I don't agree. I think StarCraft, for instance, would be a dramatically different game if it needed to be playable with a controller.
At high level play, sure. The same way high level fighting game gamers prefer fight sticks to gamepads. I have played StarCraft with a controller using pinnacle profiler before. Do I prefer it? No, not at all. Is it playable? Sure. Steam controllers make this even more of a moot point.
The point I'm selling isn't that every game is perfect for every controller. It's that enough controller options exist across the board on every platform that the idea that a game couldn't translate from one platform to another is weird to me.
My immediate thought on seeing this image was "exactly," but I must assume you intended this to prove your point, and not mine.
If the best example you can come up with to prove that KB/M games can move to consoles is a third string spinoff of a second rate franchise from Sega, then that only reinforces how practically difficult this is.
My best example of KB/M games moving to consoles would be
the entire FPS genre. Not the ones that come to consoles with aim assist and all that jazz, no, the ones that are still on PCs that don't offer controller support at all that you can get going with a single software download like Pinnacle Profiler, who, while suboptimal experiences compared to the real deal KB&M control options, are still perfectly playable.
Your posts have a degree of "Perfect is the enemy of the good" to them.
Yes, there is.

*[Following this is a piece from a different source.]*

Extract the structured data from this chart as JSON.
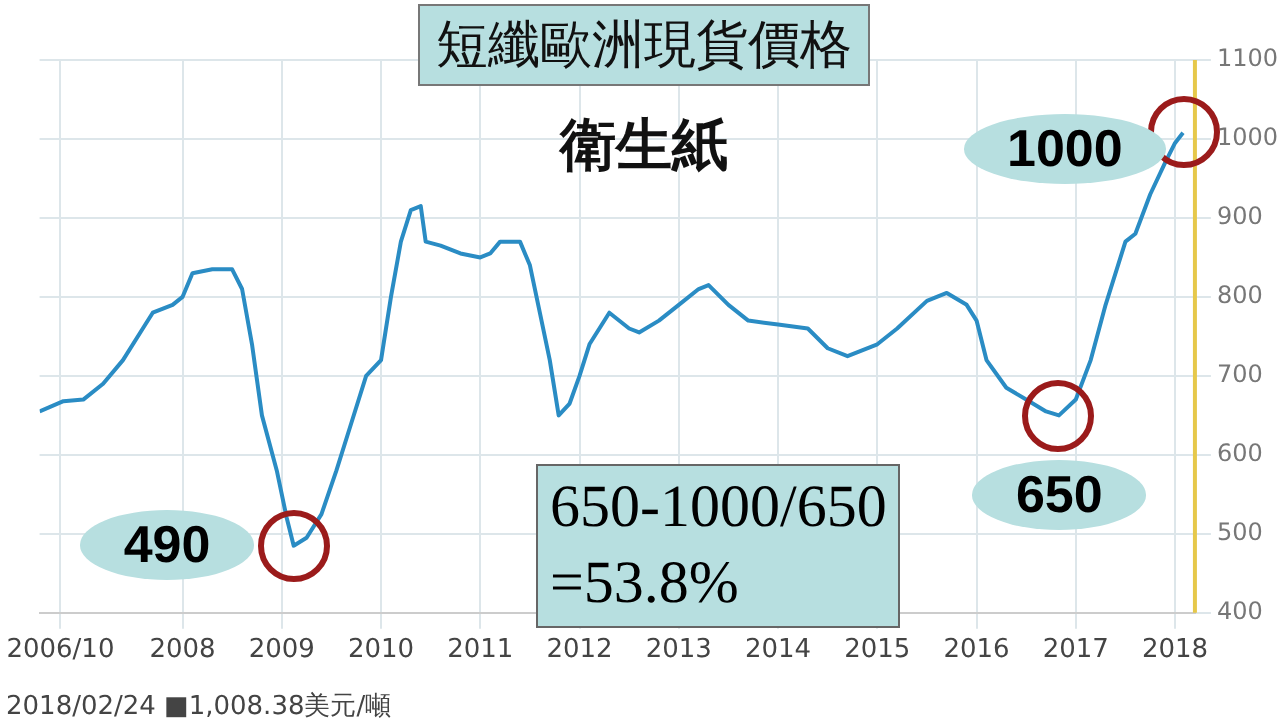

Economics. Companies aren't avoiding KB/M on controllers just because they're all stupid dumb dumb heads, they're avoiding it because it doesn't making economic sense.
You're going to need to expand upon them. Doesn't make economic sense in what way? Microsoft has expanded upon why it doesn't support KB&M in the past, and it doesn't gel with your explanation. Their explanation was to the effect that they wanted to distinguish the Xbox brand from their PC brand.
Which is why I assume they don't support keyboard and mouse. Not because I think they're stupid dumb dumb heads, but because they are conscious of branding their machines as something different than a PC.
The games don't sell well at all. Your example for console KB/M almost seemed intended to prove my point; if you think a port of Typing of the Dead is good evidence for how great KB/M games are on consoles, then we have different ideas of what constitutes a strong or successful venture.
Games with touch screen controls don't sell well on iOS? I'm going to need some evidence of this.